A ball rolls horizontally off the edge of a tabletop that is 1.80 m high. It strikes the floor at a point 1.42 m horizontally away from the table edge. (Neglect air resistance.)

(a) How long was the ball in the air?
(b) What was its speed at the instant it left the table?

i have the equation
x-x(0)= V(0)xt + 1/2at^2
y-y(0) = V(0)yt - 1/2at^2
but i dunno if i am using the right equation....can someone help me plz?

5 answers

If x is horizontal, no you are not using the right equation.
Gravity has no horizontal component
You horizontal speed, call it U is constant
so
X - Xo = U t
In the vertical direction, fine with a = -g = -9.8 m/s
what is U...meaning acceleration?....

so basically i would have

1.80= -9.8t?...is that right?
Now to continue
call the initial X0 = 0
the final X = 1.42 m
so
1.42 = U t
where U is that initial speed which remains the horizontal speed and t is time in the air
NOW vertical direction
call y upwards from the top of the table
so Yo = 0
Yfinal = - 1.90 m , the floor
Vo = 0, no vertical speed originally, only the horizontal speed U
so
-1.90 = 0 - (1/2)(9.8) t^2
t^2 = 1.9/4.9 = /0.388
so
t = 0.623 seconds in the air
now back to get U
1.42 = U t = U (.623)
so
U = 2.28 m/s
whoops, I used 1.90 instead of 1.80 for table height.
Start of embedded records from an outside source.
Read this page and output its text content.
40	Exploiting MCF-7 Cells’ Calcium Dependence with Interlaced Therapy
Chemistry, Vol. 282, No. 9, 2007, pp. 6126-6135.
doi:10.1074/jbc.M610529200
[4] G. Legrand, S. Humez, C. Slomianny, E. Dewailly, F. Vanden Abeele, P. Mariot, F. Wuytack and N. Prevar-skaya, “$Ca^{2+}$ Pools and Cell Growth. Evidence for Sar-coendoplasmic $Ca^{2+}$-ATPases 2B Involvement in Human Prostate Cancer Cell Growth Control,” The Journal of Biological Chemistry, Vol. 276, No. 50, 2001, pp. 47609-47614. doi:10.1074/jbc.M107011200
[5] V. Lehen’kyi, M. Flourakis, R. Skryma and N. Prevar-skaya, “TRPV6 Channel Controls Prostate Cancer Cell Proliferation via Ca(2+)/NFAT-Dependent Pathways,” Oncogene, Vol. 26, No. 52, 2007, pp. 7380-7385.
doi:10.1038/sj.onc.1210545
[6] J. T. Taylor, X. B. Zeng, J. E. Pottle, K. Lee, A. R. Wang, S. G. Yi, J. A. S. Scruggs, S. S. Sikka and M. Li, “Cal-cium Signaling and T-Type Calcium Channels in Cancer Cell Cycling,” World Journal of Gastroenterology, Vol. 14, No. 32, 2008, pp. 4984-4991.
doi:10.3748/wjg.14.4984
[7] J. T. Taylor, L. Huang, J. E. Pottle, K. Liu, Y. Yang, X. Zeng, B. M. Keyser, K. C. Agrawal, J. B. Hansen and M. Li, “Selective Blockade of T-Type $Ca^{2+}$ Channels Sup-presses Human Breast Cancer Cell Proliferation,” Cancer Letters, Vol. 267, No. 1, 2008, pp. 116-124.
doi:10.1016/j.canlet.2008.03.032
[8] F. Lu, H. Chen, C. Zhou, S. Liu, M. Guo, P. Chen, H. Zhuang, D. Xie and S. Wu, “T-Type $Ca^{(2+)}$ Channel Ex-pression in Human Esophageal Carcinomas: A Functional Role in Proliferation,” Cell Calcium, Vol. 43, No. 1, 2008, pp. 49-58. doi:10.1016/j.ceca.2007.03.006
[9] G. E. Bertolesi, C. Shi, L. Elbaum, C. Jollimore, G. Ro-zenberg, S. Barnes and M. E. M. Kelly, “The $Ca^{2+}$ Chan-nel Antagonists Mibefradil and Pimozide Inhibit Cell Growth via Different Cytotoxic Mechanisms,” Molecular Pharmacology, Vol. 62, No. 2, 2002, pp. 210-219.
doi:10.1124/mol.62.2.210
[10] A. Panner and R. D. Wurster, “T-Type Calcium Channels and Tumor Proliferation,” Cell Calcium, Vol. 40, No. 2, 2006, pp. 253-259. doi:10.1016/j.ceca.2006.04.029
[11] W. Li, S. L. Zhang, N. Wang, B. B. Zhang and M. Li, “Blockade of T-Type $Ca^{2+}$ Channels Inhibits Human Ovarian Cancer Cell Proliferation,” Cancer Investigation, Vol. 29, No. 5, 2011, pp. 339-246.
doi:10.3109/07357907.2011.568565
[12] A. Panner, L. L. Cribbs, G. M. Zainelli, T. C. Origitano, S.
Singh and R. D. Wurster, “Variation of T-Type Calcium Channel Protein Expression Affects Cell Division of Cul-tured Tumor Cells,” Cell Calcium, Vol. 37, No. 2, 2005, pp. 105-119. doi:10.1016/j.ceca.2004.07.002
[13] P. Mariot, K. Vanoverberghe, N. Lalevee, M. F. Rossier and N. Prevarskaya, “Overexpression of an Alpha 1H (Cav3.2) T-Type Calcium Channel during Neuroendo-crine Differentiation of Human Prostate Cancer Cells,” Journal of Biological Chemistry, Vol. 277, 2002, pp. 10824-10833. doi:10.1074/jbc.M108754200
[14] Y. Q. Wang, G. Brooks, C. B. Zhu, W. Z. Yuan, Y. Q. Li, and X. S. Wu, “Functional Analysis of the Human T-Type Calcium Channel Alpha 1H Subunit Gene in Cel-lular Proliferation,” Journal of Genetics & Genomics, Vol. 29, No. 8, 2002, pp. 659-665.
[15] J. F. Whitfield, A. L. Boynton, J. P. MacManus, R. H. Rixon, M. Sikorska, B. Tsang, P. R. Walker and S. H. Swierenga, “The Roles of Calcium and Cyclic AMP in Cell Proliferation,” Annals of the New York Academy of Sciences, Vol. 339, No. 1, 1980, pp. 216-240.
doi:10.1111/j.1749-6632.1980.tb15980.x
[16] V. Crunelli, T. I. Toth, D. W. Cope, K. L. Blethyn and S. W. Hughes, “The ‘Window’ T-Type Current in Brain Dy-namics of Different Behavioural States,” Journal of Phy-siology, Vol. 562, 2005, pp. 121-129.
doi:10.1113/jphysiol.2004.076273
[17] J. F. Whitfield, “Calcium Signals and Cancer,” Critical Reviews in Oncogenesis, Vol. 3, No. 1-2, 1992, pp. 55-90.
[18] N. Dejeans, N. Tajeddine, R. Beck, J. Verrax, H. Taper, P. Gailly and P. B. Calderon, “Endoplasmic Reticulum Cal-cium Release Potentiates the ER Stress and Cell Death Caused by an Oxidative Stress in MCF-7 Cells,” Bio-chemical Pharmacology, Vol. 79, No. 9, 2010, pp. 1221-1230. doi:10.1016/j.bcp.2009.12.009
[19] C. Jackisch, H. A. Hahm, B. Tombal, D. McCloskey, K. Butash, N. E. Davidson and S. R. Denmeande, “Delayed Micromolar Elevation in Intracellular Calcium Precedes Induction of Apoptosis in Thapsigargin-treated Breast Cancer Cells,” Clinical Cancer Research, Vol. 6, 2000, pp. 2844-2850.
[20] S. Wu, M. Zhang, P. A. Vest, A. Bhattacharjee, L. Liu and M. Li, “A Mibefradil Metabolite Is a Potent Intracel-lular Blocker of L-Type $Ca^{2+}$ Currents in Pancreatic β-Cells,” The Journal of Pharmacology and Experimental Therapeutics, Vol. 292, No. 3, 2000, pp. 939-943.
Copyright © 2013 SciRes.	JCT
You will have to redo the arithmetic :)
I called U the horizonal speed, and V the vertical speed.
The point is that this is two problems.
1. a constant speed horizontal problem where distance = horizontal rate * time
2. a vertical problem where distance is initial vertical speed times time plus (1/2) a t^2

The two problems are connected by the time in the air, t